The direction of neoliberalism is not towards reform. It’s towards intensifying capitalism’s contradictions until class tensions re-emerge, utilizing fascism to try to put down the uprising, and then further losing control due to provoking the people through reactionary violence. The capitalist state is creating for itself the scenario that Che described in Guerrilla Warfare: A Method:
These dictatorships carry on within a certain “legal” framework adjudicated by themselves to facilitate their work throughout the unrestricted period of their class domination. Yet we are passing through a stage in which pressure from the masses is very strong and is straining bourgeois legality so that its own authors must violate it in order to halt the impetus of the masses. Barefaced violation of all legislation or of laws specifically instituted to sanction ruling class deeds only increases the pressure from the people’s forces. The oligarchical dictatorships then attempt to use the old legal order to alter constitutionality and further oppress the proletariat without a frontal clash. At this point a contradiction arises. The people no longer support the old, and much less the new, coercive measures established by the dictatorship and try to smash them. We should never forget the class character, authoritarian and restrictive, that typifies the bourgeois state.
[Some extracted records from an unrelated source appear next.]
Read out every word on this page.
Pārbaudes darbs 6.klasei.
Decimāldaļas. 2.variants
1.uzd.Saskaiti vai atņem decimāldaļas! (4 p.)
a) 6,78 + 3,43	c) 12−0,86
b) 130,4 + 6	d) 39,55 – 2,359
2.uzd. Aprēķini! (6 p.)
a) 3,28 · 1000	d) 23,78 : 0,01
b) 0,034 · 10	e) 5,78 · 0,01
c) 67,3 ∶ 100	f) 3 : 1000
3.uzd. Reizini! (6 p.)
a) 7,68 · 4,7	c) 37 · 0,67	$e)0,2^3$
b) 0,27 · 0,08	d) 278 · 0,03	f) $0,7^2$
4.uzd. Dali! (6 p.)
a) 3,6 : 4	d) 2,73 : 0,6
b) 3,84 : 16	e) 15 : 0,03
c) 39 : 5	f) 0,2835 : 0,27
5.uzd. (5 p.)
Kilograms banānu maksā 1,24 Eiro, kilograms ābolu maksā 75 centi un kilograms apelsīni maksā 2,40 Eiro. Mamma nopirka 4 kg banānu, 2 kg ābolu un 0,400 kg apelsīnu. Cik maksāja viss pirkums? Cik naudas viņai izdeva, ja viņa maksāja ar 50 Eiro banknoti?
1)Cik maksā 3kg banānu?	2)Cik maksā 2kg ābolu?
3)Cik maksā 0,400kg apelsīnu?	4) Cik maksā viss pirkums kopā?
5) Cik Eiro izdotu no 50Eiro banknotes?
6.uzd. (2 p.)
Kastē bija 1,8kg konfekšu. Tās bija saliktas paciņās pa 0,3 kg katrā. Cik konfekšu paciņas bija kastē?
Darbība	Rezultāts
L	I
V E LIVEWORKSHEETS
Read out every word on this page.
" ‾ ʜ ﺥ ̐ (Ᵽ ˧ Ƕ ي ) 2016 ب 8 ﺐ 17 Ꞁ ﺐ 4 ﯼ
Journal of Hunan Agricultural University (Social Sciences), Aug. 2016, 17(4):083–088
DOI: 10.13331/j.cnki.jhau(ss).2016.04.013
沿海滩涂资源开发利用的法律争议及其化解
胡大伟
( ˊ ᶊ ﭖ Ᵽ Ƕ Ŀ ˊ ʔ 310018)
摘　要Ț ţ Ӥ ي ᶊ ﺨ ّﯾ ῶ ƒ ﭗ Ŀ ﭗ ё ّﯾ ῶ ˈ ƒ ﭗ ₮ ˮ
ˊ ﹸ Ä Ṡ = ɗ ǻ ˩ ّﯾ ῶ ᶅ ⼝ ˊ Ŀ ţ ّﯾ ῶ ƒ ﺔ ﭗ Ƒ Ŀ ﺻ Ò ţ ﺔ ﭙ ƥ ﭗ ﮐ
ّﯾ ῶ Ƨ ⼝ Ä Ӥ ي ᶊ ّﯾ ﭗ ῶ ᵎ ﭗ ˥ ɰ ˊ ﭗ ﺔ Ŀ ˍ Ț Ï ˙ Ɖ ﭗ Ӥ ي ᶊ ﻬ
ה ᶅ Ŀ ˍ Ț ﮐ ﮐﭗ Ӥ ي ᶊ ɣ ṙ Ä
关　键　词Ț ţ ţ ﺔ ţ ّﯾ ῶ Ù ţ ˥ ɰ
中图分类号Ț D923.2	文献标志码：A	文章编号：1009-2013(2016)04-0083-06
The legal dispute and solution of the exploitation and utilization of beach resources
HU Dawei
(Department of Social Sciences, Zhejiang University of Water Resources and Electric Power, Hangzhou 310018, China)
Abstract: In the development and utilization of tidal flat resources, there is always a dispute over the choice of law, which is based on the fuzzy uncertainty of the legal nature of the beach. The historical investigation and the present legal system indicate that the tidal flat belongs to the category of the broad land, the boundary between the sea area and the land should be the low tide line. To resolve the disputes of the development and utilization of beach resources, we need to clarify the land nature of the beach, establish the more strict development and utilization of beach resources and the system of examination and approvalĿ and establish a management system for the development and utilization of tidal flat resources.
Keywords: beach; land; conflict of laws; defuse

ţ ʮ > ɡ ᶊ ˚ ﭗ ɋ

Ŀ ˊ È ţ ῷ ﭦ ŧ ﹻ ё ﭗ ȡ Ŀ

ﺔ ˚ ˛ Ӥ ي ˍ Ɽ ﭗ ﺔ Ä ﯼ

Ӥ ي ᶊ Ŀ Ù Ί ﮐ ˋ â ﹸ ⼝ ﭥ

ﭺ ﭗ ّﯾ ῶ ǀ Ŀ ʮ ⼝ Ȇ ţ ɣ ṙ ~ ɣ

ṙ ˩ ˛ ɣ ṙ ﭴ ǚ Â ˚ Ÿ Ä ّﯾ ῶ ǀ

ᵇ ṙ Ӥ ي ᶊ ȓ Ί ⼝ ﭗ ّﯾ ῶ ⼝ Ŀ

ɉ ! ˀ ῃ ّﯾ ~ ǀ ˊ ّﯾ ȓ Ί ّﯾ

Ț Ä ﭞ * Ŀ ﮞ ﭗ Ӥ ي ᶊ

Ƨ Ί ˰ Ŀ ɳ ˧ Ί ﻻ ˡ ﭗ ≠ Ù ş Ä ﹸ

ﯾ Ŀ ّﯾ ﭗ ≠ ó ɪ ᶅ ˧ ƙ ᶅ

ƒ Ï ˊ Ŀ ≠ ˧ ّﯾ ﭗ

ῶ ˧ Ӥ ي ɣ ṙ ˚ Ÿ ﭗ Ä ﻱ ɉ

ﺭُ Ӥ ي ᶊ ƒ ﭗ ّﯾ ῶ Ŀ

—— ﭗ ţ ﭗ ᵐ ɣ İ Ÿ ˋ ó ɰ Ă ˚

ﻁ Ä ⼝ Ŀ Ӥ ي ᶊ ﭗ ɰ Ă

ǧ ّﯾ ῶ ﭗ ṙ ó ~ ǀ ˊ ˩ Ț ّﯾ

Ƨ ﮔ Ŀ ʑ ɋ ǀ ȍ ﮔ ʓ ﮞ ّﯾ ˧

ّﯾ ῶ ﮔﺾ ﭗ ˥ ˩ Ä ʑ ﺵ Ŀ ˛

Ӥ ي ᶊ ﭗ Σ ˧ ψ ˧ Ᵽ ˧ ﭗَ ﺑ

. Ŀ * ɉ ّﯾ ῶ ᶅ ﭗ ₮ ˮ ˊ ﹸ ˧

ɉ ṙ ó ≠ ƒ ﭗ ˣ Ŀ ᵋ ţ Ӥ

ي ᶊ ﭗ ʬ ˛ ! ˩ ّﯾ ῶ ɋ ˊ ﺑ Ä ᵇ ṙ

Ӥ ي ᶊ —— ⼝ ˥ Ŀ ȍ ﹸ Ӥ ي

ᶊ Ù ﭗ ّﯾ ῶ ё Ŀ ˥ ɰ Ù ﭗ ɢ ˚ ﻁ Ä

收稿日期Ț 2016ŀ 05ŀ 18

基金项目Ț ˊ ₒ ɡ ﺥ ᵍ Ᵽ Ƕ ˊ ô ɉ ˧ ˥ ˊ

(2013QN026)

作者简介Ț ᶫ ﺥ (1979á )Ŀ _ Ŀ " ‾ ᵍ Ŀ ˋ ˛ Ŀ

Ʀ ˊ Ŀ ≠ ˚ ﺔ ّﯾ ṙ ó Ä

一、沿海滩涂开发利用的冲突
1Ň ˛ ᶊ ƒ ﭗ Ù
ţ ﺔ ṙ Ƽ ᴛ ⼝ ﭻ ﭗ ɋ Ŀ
Che’s words provide hope to the situation that the barista spoke to. To delay its collapse, capital is paradoxically sacrificing the social stability it depends on. Starbucks is waging war against unionization attempts by closing down its locations, only able to maintain its abusive control over the workers who are the most vulnerable. Bank of America wants to increase the number of people who are in those desperate circumstances. It will work in the short term, yet in the longer term it will fulfill Clausen’s prophecy.